Caesars Entertainment Corp. plans to open a $550 million outdoor promenade on the Las Vegas Strip in June 2013, linking its casinos on the east side of the boulevard with restaurants, bars and a 550-foot observation wheel.
Calling the Linq project Sin City's first major development after the Great Recession took its toll on tourism, Caesars spokeswoman Jan Jones told reporters Wednesday that the construction will employ 3,000 workers to build something that will cater to 21- to 46-year-olds _ a set of tourists expected to make up more than half the market in four years.
"We're not just building another casino or hotel rooms _ another big box _ because quite frankly we don't think that's what Las Vegas needs," Jones said. "We have enough rooms, we have enough slot machines. What we need is new energy and new attractions that continue to bring customers to Las Vegas _ and new customers."
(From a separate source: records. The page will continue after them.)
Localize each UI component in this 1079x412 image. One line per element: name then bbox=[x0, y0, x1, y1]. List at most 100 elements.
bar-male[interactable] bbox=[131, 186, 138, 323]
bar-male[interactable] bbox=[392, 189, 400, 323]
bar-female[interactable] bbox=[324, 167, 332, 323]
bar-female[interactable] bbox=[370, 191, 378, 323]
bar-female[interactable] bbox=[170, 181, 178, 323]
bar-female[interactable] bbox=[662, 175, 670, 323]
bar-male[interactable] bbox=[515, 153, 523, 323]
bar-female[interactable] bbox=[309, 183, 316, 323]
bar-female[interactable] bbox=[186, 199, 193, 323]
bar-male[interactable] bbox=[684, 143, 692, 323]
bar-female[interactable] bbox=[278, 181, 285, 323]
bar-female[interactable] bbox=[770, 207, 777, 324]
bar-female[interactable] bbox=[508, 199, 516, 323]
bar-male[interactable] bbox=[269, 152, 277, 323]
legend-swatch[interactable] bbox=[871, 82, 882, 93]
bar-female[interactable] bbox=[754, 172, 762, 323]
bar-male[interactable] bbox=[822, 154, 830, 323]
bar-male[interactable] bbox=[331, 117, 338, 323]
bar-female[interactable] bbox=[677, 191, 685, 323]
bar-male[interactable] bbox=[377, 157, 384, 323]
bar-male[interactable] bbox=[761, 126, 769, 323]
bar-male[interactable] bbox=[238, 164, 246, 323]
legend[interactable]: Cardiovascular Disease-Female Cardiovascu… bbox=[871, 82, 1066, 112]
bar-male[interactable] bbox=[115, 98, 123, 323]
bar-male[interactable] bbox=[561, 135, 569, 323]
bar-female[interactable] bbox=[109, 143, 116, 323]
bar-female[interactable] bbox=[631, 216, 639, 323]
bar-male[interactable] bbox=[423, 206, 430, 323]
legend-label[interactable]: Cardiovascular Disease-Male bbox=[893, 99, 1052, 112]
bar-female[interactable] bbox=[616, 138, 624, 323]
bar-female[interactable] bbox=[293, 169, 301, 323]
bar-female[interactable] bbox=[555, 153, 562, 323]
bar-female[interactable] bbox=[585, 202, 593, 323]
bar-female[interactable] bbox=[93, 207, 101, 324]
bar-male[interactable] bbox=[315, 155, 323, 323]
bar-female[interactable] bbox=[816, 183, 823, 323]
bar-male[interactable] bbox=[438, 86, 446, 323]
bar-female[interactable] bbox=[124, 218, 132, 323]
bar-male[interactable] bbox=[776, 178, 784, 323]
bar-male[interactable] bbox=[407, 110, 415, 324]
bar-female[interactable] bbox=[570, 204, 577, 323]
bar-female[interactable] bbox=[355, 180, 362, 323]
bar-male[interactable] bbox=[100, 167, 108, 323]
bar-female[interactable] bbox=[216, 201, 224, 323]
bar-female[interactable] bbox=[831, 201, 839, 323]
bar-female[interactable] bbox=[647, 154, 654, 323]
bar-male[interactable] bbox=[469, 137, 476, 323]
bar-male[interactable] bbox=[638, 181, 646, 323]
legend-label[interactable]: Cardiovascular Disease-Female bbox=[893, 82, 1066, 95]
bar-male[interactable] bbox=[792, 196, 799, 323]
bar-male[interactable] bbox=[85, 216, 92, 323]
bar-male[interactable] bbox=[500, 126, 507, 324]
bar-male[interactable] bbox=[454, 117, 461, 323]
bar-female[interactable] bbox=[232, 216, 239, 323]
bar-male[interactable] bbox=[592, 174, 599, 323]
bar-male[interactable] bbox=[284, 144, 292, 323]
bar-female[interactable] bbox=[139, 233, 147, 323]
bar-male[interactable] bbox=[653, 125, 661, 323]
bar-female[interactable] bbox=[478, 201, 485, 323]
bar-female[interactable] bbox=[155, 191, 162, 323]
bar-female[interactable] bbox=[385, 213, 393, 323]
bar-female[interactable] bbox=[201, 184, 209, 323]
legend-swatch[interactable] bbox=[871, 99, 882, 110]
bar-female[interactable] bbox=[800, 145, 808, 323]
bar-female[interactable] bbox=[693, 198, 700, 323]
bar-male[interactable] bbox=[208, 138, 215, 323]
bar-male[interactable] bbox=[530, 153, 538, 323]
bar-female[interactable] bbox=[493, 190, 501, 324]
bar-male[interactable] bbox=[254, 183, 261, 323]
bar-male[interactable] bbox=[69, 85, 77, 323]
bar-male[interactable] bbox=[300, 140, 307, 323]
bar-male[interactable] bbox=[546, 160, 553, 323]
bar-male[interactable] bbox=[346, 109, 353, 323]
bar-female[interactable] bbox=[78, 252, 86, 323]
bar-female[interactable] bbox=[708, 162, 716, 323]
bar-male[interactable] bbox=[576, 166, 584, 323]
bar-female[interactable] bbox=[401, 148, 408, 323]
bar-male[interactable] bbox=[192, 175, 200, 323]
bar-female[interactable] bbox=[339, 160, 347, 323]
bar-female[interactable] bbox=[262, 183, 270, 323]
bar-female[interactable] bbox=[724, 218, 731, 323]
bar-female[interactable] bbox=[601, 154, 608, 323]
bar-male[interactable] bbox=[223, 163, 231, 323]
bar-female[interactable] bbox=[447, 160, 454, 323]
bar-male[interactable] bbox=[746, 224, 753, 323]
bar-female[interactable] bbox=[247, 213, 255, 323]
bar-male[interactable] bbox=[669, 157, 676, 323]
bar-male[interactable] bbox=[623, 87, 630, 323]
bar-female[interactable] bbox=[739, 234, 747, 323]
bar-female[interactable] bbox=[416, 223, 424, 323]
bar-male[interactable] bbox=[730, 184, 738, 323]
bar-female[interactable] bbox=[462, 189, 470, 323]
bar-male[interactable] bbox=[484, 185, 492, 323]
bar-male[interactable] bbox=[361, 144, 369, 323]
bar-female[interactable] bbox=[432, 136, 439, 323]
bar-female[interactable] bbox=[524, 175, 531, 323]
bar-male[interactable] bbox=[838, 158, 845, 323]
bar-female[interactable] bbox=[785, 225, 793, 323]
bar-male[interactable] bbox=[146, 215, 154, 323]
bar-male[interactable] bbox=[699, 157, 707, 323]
The centerpiece of the project is a soaring wheel _ taller than the London Eye and the Singapore Flyer _ with spherical air-conditioned cabins that can hold 40 people each and take 30 minutes to make one revolution.
The wheel is designed to hold as many as 1,120 passengers at one time, with individual rides costing less than $20 each.
The project will call for the existing O'Sheas casino on the Strip to be closed and moved to make way for the Linq's pedestrian entrance from the Strip.
Rick Mazer, vice president of five of Caesars' casinos that run contiguously roughly along one-third of a mile of Las Vegas Boulevard, said O'Sheas will be incorporated into a rebranded, redone Imperial Palace. Mazer said Caesars will no longer lease the Imperial Palace name and will rebrand the casino.
Greg Miller, Caesars' vice president of development, said the project is fully funded and will begin major construction next year, though preparations will begin in September.
"Our project has every penny we need to complete it, sitting in the bank," Miller said.
Caesars, the privately owned world's largest gambling company, raised $450 million in financing for Linq and the unfinished interior of its Octavius Tower at Caesars Palace in April. The loan matures in 2017.
Caesars lost $155.5 million during the second quarter this year.